My biggest fear about IVF is it not working because of my eggs.  Maybe enough eggs don’t mature during the process.  Or maybe the quality of my eggs is low and makes insemination or implantation hard or impossible.  Or maybe this.  Or maybe that.  There’s something about NOT doing IVF that would allow me to have an ignorant hope that my eggs are fine.  Maybe I don’t have as many follicles as I should, but what follicles I do have produce good eggs.

But Ian wants to do it.  And I’m glad.  Because I don’t know that I could fully invest in other ways to build our family without first exhausting the options we have to see what kind of cute kid our genes could create.

Regrouping is hard

Ian and I are sitting in Portland Brew.  And it felt like a good time to fill you in…

I didn’t write about it because I was exhausted about talking about our infertility, but our third IUI failed.

I didn’t feel good about it from the get go.  I had one mature follicle, but it seemed too mature (based on my extensive internet research).  We proceeded, nonetheless.  I had no hope, and alas, no baby was conceived.  Maybe my hopelessness contributed to that (like I should be willing a baby into existence), but I’m convinced there are many biological components that just aren’t working like they should.

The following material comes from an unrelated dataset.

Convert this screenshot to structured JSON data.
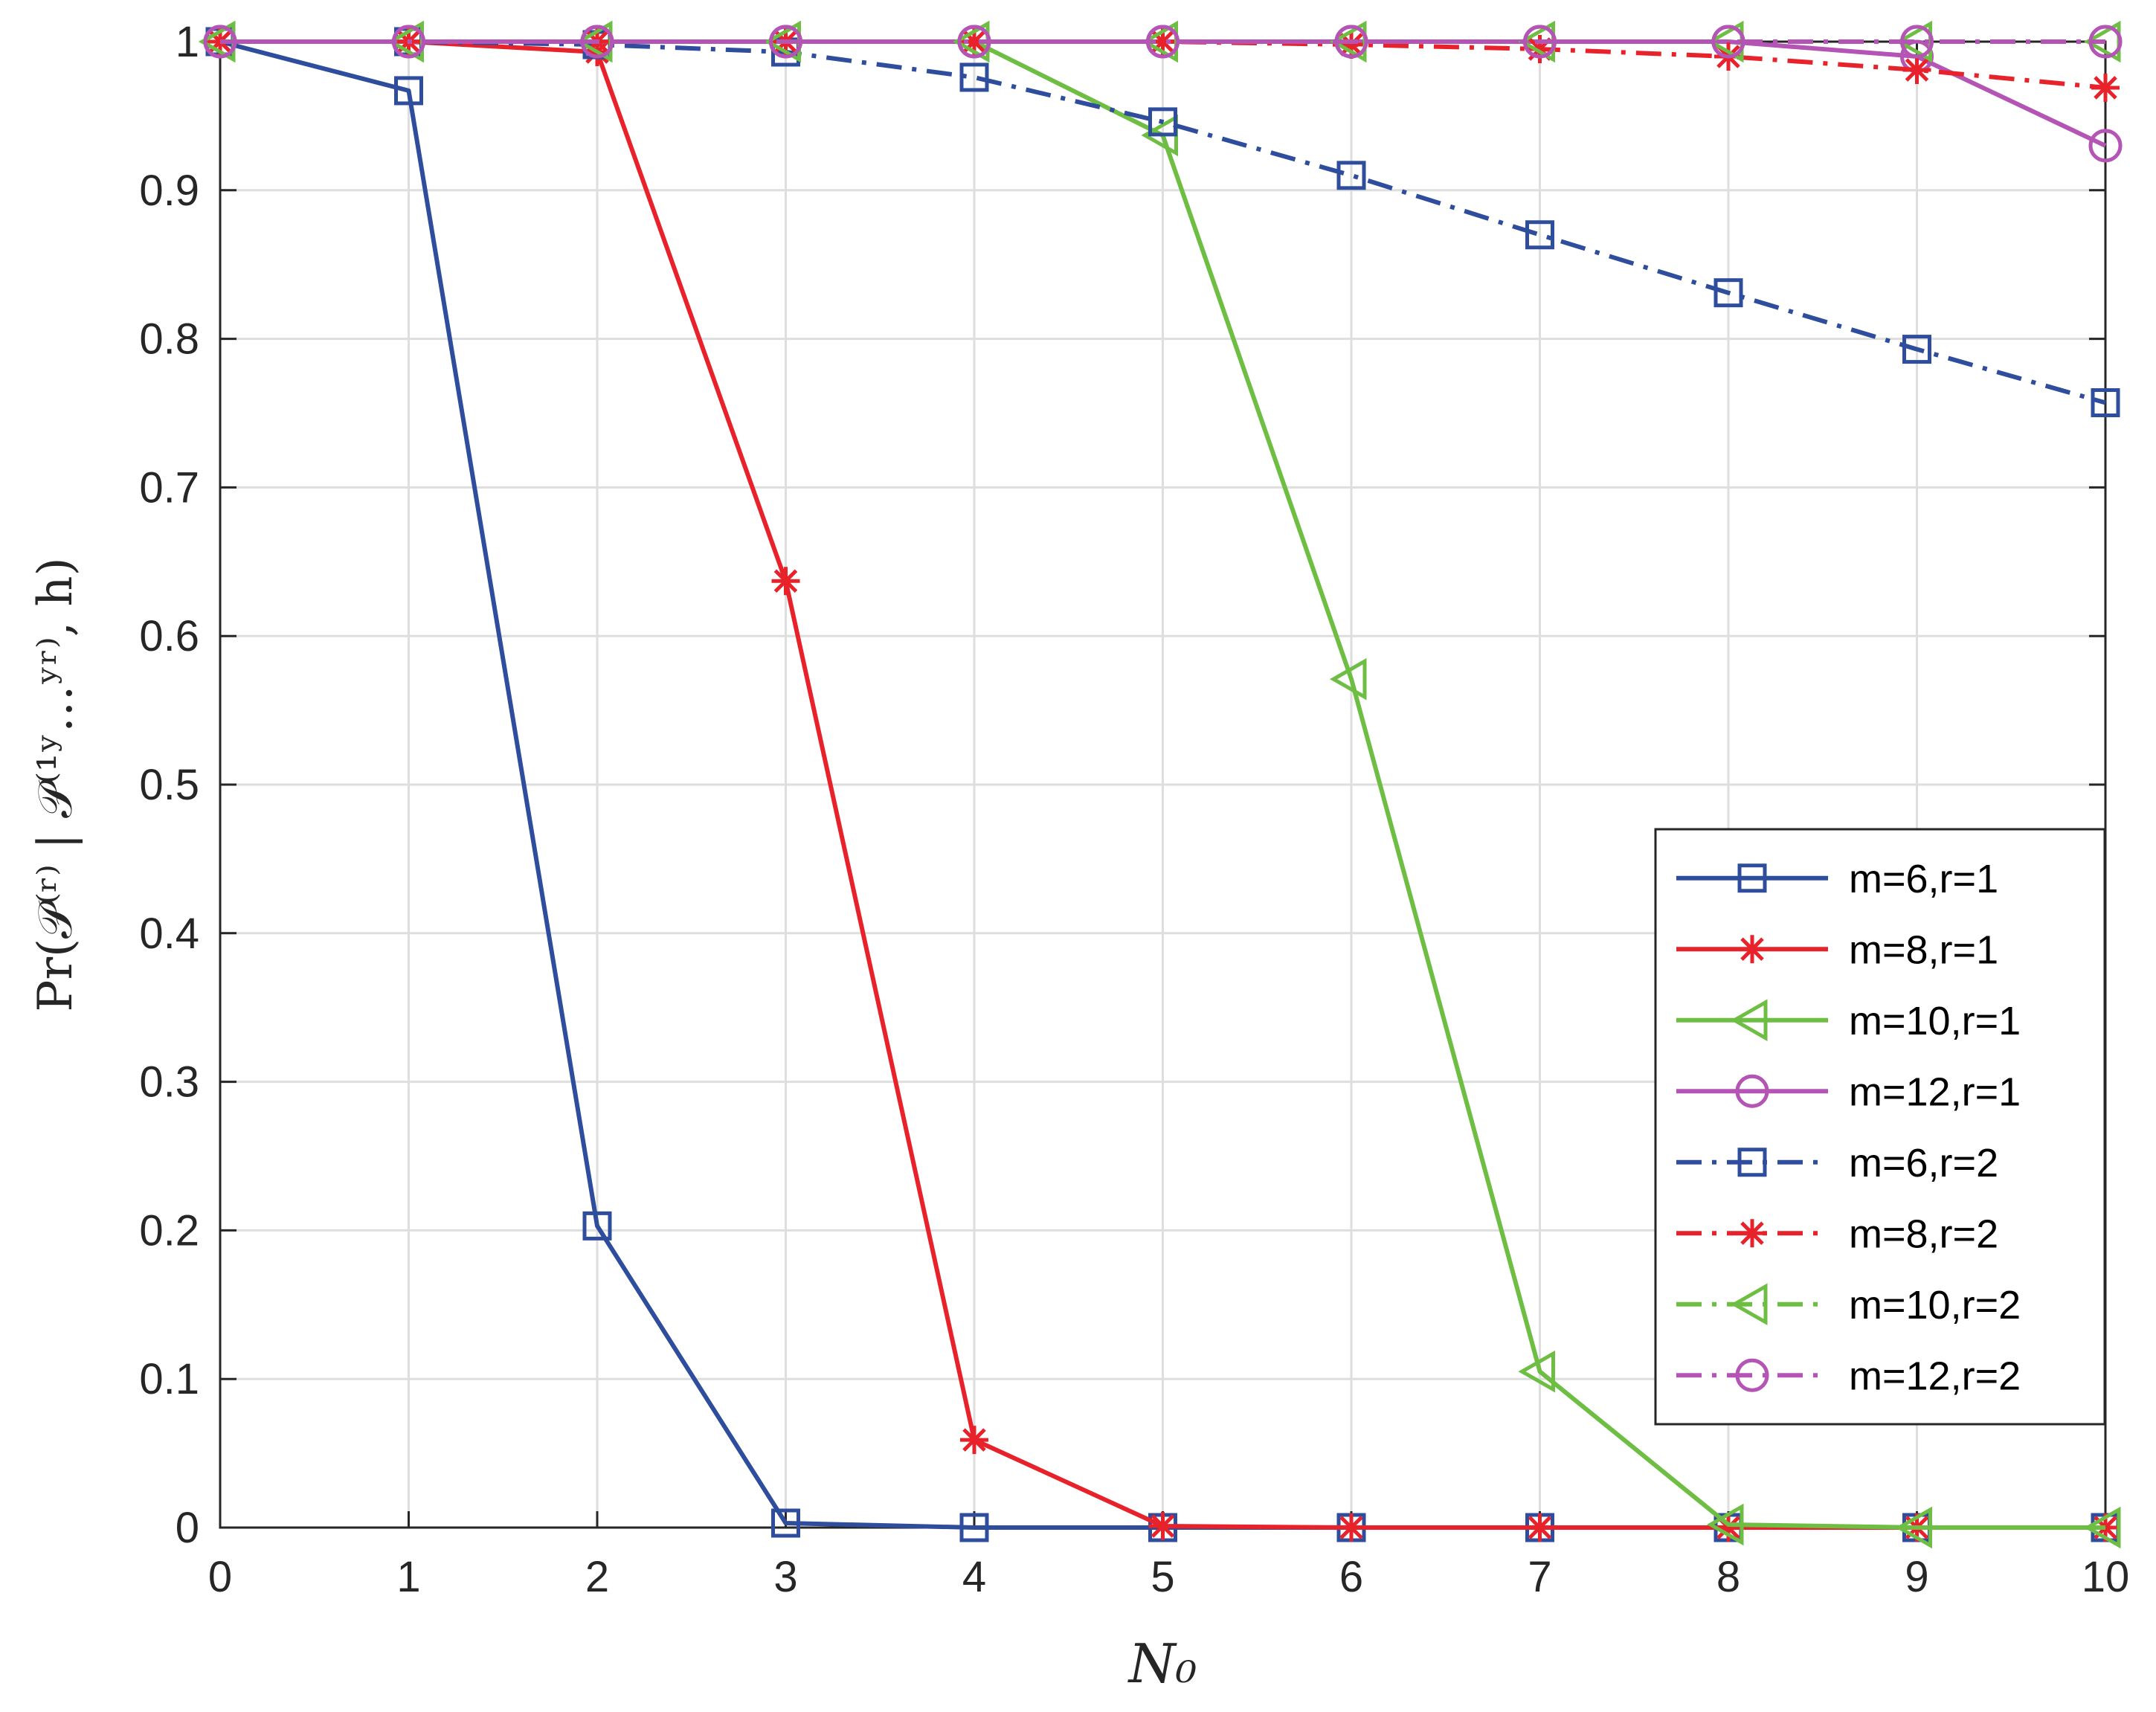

We took December off to allow for a stress-free holiday with my family (and because our doctor’s office made a scheduling error and had to cancel our second consultation with our doctor).  But we were going to start 2017 with a new plan.

About a week and a half ago, we met with our doctor for the second time.  She was perplexed by our situation.  My normal AMH result didn’t really match up with the number of follicles she saw on one of my ultrasounds.  I only had about 8-10 follicles total, which is apparently low (and can signify a low ovarian reserve – we’ll come back to that in a bit).  We decided to do our fourth IUI this cycle.  But we’re doing things a little different.  We’re doing the Clomid Challenge this cycle, and due to some concerns I had about my luteal phase, she also prescribed a progesterone supplement.  She also mentioned IVF as our next step.

This is where the panic started to set in.  I went home and immediately started searching “follicle count”, and came across a number of articles that talk about the relation between low antral follicle counts and IVF success rates (spoiler alert: it’s not good).  And this is where three hard thoughts enter my mind:

1.  We’re nearing the end of our rope – IVF is expensive and we’ll likely only attempt it once (+ any frozen embryo transfers if available).
2.  This is my fault.  It’s my biology that’s not working.  It’s not Ian’s sperm.  It’s not some weird fluke.  It’s my dumb ovaries.
3.  What if Ian and I will never get to see what our biological children will look like?